‘Perfect storm’ causes record high new condo sales
By Lucas on Jul 25, 2017
The Building Industry and Land Development Association (BILD) released its new home sales figures for June 2017, announcing another record month of new condo sales in the Greater Toronto Area (GTA).
Though the Toronto Real Estate Board (TREB) just announced a drop in condo sales in the resale market in the second quarter, the new condo market is still hot.
There were 6,046 new home sales last month, 91% of which were new condo units. In March 2017, new condo sales hit a record high, and June 2017 just broke that record with 5,495 sales. Compared to May 2017, this is a 59% increase in new condo sales.
“We continue to see that the Province’s Fair Housing Plan in effect since April has had little impact on the new home market,” says BILD President and CEO Bryan Tuckey. “Unlike the resale market which experienced a slowdown last month, the numbers reflected in the new homes market are quite different. Prices continue to rise and supply continues to be low. Three out of four of the new homes purchased in the GTA so far this year have been condo apartments. With condo prices continuing to escalate, this segment of the market is becoming out of reach for many consumers.”
May to June, the average price of a new condo unit in the GTA went up $22,000 to $627,000, which is a 34% jump year-over-year. The average size was 845 square feet and the average price per square foot was $742. A year ago, the average per square foot was $587.
“The record number of condominium apartment sales in June was the result of a ‘perfect storm’ of factors,” says Patricia Arsenault, Altus Group’s Executive Vice-President of Research Consulting Services. “These factors include: the sizeable number of units in new condo projects opened in May and June (over 8,500); demand from end-user buyers who might have preferred a single-family home but have adjusted their expectations due to lack of affordable supply; and heightened investor interest due to the rapid price increases for condo apartments in recent months.”
It’s somewhat troubling that Tuckey says the new condo market is becoming out of reach for buyers and Arsenault says that consumers are turning to this market segment as a more affordable option.
That said, let’s take a look at the new low-rise market. There were just 551 new low-rise sales in June 2017, which is a 72% decrease and 64% off the 10-year average. The average price of a new low-rise home was $1,250,262 last month, a 40% increase year-over-year. While the price of semis and townhomes continue to rise, hitting $943,115 and $1,091,151 respectively, the average price of a new detached home fell 9% to $1,761,985.
How low is supply exactly? It fell nearly 20% last month to just 8,661 units. To put that in perspective, a decade ago there were 30,300 new homes available across the GTA.

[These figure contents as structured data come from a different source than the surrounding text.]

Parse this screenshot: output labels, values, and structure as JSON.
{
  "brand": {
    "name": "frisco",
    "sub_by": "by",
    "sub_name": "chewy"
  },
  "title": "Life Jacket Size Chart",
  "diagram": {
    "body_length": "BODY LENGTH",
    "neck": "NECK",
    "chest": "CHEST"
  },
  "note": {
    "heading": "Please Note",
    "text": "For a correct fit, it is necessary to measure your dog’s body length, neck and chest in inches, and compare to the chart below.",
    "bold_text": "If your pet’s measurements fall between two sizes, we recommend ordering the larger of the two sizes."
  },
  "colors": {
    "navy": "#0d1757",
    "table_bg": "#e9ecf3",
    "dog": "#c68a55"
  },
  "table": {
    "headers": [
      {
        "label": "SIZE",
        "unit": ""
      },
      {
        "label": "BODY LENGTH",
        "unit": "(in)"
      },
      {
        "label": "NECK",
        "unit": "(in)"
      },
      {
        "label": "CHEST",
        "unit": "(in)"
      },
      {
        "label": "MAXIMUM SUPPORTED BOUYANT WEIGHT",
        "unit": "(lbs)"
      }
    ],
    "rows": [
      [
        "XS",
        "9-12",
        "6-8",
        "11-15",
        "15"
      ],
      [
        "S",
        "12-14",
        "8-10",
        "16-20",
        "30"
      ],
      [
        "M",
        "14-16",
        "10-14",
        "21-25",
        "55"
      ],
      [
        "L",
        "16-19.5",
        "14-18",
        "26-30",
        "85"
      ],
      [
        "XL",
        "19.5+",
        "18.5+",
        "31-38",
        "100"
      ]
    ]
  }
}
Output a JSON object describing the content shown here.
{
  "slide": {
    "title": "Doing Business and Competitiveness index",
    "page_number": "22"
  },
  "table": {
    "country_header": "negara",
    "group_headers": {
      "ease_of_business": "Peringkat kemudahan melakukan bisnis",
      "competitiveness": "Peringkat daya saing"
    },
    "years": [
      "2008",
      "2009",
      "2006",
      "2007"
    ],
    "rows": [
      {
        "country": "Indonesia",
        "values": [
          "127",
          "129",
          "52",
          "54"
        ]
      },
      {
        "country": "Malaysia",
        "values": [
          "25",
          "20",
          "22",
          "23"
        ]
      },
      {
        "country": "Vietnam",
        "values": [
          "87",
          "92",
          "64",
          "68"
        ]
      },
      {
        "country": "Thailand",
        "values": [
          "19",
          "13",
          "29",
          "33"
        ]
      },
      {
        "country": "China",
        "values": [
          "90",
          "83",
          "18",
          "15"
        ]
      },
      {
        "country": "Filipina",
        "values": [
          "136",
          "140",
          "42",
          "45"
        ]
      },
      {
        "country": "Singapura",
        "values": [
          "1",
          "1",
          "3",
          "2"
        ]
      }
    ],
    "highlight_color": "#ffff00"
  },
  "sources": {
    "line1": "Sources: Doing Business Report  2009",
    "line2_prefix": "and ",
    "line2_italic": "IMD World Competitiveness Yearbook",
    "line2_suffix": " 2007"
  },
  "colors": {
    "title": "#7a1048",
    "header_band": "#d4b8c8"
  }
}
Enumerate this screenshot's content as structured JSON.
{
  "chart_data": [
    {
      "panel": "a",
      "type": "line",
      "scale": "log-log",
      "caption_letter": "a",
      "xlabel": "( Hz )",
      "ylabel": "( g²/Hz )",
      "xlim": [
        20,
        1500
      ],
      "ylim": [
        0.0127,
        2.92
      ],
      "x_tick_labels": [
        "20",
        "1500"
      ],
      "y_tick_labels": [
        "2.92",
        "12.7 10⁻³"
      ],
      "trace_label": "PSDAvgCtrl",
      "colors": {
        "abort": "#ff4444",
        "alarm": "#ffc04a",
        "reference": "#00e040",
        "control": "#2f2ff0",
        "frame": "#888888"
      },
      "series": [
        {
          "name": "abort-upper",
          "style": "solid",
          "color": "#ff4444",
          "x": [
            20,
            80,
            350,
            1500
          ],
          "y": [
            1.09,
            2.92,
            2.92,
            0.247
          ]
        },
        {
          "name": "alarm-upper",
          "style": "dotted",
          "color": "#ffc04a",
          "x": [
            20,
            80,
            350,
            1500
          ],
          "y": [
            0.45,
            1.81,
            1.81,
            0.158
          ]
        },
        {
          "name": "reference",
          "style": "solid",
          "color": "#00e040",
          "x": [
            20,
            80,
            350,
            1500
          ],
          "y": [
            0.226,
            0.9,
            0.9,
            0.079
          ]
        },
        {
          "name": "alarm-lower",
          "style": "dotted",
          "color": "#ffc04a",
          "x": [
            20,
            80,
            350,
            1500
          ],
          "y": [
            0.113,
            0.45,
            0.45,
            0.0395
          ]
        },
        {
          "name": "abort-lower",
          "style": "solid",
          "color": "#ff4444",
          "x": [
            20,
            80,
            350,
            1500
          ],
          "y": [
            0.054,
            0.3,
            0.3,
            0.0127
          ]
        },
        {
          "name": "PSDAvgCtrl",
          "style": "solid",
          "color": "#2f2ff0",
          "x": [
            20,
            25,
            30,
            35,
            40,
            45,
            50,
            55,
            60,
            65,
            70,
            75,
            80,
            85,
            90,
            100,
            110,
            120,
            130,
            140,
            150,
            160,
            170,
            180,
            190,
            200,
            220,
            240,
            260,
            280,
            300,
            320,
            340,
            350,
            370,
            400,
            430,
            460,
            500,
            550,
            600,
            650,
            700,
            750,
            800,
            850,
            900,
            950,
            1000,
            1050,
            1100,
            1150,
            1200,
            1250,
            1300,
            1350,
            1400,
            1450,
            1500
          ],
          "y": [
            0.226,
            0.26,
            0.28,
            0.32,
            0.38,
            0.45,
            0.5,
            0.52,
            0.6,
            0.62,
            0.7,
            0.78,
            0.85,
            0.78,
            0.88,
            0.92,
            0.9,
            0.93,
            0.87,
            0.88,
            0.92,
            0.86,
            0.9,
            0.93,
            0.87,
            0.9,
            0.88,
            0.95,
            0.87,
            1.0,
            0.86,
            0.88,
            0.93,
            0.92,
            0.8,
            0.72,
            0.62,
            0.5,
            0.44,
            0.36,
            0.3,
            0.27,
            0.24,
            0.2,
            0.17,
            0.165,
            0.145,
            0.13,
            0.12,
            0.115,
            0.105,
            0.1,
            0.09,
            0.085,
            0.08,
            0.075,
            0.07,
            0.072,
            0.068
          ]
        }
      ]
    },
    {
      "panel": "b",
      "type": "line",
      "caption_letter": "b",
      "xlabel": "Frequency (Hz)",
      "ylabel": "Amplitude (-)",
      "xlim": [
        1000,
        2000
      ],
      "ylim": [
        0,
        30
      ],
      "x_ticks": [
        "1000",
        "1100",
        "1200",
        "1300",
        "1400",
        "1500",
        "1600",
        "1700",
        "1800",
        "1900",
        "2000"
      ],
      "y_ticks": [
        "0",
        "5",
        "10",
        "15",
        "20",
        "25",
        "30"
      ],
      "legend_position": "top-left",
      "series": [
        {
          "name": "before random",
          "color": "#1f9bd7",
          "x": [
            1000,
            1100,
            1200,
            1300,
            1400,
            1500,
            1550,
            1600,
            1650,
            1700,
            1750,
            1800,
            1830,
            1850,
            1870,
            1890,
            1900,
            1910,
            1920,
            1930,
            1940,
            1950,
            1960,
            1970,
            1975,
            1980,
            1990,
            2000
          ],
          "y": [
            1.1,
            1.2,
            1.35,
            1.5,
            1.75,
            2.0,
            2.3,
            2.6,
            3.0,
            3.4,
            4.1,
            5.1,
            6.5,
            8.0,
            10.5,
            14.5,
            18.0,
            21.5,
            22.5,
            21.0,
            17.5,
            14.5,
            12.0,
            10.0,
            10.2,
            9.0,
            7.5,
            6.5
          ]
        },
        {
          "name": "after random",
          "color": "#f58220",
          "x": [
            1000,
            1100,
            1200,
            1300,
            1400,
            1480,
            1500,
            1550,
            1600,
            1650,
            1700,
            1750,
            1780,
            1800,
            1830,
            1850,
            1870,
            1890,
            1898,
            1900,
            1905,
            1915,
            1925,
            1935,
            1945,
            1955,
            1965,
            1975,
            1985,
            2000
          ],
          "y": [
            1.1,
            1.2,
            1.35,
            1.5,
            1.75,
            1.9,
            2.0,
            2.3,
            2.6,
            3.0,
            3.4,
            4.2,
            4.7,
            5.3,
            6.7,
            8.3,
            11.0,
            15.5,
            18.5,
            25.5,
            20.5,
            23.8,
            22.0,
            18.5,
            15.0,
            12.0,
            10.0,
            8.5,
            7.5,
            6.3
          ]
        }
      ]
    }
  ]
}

“The ongoing drop in new housing inventory demonstrates how hard it is for the industry to bring new homes to the market,” Tuckey says. “The challenges builders face including lack of serviced and permit ready developable land and out of date zoning bylaws continue to impact the supply of housing. It’s time for governments to work with the industry in order to help bring supply in builder inventories to a healthy level.”
Overall, new home sales went up 23% compared to June 2016, with 28,889 sales year-to-date. Compared to the same period in 2016, this is a 14% increase and about 44% above the 10-year average.
Clearly, the new home market isn’t experiencing the same slowdown as the resale market. As we approach the typically busy fall season, we’re interested to see how the industry and homebuyers move forward.